Laut Berichten der Nachrichtenagentur Reuters stehen die Eckpunkte der Strategie, die auf dem Gipfel beschlossen werden soll, bereits fest:

  • Der Rückruf und die Nachrüstung per Software sei für Euro-6- und Euro-5-Dieselmotoren vorgesehen.
  • Neben den deutschen Herstellern hätten auch die Importeure ihr Ja signalisiert.
  • Die Kosten der Hersteller werden auf gut 100 Euro pro Fahrzeug kalkuliert, inklusive Entwicklung neuer Software-Versionen. Die Industrie müsse daher für die Flotten in Deutschland wohl deutlich weniger als zwei Milliarden Euro aufwenden.
  • Keine Kosten für die Besitzer.
  • Drei oder vier Arbeitsgruppen würden zudem eingesetzt: eine für die Nachrüstung, wo die Details geregelt und etwa die früheren Diesel-Käufer ermittelt werden können. Das Kraftfahrt-Bundesamt wird mitwirken, um die Software-Updates zu genehmigen. Eine weitere Arbeitsgruppe mit dem Arbeitstitel "Kommunales Verbesserungsmanagement" soll sich unter anderem mit den Dieselfahrzeugen von Behörden und regionalen Behörden befassen, eine Kommission "Digitalisierung" mit der Verflüssigung des Verkehrs in Städten, um den NOx-Ausstoß so zu begrenzen.

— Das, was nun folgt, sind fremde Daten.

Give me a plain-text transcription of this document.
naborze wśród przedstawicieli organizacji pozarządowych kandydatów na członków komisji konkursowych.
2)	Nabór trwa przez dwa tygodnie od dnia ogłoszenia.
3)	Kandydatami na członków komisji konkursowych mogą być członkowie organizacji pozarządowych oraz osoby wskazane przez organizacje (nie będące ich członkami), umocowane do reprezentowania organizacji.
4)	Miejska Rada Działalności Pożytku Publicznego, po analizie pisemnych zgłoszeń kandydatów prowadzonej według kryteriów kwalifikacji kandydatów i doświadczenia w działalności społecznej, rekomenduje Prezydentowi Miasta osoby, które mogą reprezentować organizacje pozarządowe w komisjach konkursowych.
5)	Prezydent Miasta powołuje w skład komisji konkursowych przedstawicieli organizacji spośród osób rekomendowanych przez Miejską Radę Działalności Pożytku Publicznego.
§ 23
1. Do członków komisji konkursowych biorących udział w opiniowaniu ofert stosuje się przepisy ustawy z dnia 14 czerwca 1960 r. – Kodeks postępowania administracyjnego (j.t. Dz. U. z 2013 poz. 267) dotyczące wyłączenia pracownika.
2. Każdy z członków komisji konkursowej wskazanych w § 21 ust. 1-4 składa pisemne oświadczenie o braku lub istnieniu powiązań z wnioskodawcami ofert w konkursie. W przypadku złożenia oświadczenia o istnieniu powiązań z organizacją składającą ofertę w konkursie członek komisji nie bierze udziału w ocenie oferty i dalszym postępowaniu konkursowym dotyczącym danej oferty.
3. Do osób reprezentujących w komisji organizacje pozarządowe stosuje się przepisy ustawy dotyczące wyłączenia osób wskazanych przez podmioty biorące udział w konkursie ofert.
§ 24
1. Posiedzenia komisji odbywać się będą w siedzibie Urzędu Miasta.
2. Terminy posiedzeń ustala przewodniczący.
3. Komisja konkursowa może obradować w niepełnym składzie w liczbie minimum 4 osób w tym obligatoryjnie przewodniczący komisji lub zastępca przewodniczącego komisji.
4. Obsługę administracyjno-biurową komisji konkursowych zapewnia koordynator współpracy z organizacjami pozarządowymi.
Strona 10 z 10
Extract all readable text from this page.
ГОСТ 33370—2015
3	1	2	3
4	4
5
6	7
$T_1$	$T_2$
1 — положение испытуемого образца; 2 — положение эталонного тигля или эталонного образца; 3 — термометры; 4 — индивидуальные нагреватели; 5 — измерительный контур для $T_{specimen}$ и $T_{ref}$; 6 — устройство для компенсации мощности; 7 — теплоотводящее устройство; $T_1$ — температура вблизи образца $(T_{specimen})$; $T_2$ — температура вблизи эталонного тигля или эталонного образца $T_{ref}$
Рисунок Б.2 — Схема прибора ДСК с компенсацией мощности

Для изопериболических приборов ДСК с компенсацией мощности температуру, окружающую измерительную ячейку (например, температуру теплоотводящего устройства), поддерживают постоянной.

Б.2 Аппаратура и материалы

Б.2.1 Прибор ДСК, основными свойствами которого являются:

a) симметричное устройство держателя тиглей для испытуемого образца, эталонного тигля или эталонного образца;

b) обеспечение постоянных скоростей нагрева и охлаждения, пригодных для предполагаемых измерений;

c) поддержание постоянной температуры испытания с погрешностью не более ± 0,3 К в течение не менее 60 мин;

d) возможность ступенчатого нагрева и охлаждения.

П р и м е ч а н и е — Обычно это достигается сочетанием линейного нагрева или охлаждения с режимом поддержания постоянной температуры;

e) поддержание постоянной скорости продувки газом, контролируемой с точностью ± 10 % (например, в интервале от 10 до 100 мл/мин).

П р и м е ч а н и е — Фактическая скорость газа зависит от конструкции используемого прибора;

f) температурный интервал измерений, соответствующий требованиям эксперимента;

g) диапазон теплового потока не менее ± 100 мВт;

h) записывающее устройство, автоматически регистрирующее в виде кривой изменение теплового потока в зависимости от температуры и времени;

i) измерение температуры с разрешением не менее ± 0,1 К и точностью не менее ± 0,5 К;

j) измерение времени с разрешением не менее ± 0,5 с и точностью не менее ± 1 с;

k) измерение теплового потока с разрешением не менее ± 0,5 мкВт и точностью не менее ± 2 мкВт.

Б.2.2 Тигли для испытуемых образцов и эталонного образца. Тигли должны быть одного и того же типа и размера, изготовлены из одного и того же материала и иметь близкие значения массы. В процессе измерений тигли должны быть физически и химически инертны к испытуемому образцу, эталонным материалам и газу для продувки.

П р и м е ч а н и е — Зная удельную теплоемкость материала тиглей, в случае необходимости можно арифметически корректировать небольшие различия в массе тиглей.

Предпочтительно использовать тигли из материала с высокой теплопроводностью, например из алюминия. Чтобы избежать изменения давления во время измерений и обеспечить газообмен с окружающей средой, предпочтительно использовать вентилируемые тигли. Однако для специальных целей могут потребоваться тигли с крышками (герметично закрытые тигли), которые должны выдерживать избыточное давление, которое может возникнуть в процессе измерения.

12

Reuters beruft sich auf "mehrere mit den Plänen vertraute Personen". Das Verkehrsministerium wollte die Angaben zunächst nicht kommentieren. Das "Nationale Forum Diesel" findet unter Leitung von Verkehrsminister Alexander Dobrindt und Umweltministerin Barbara Hendricks statt.

Anders als die Konkurrenz plant BMW vor dem Diesel-Gipfel keine Rückrufaktion. "Wir sehen dazu keine Veranlassung vor dem 2. August", sagte ein Sprecher des Münchner Autobauers am Freitag. Es gebe keinen Grund zur Hektik.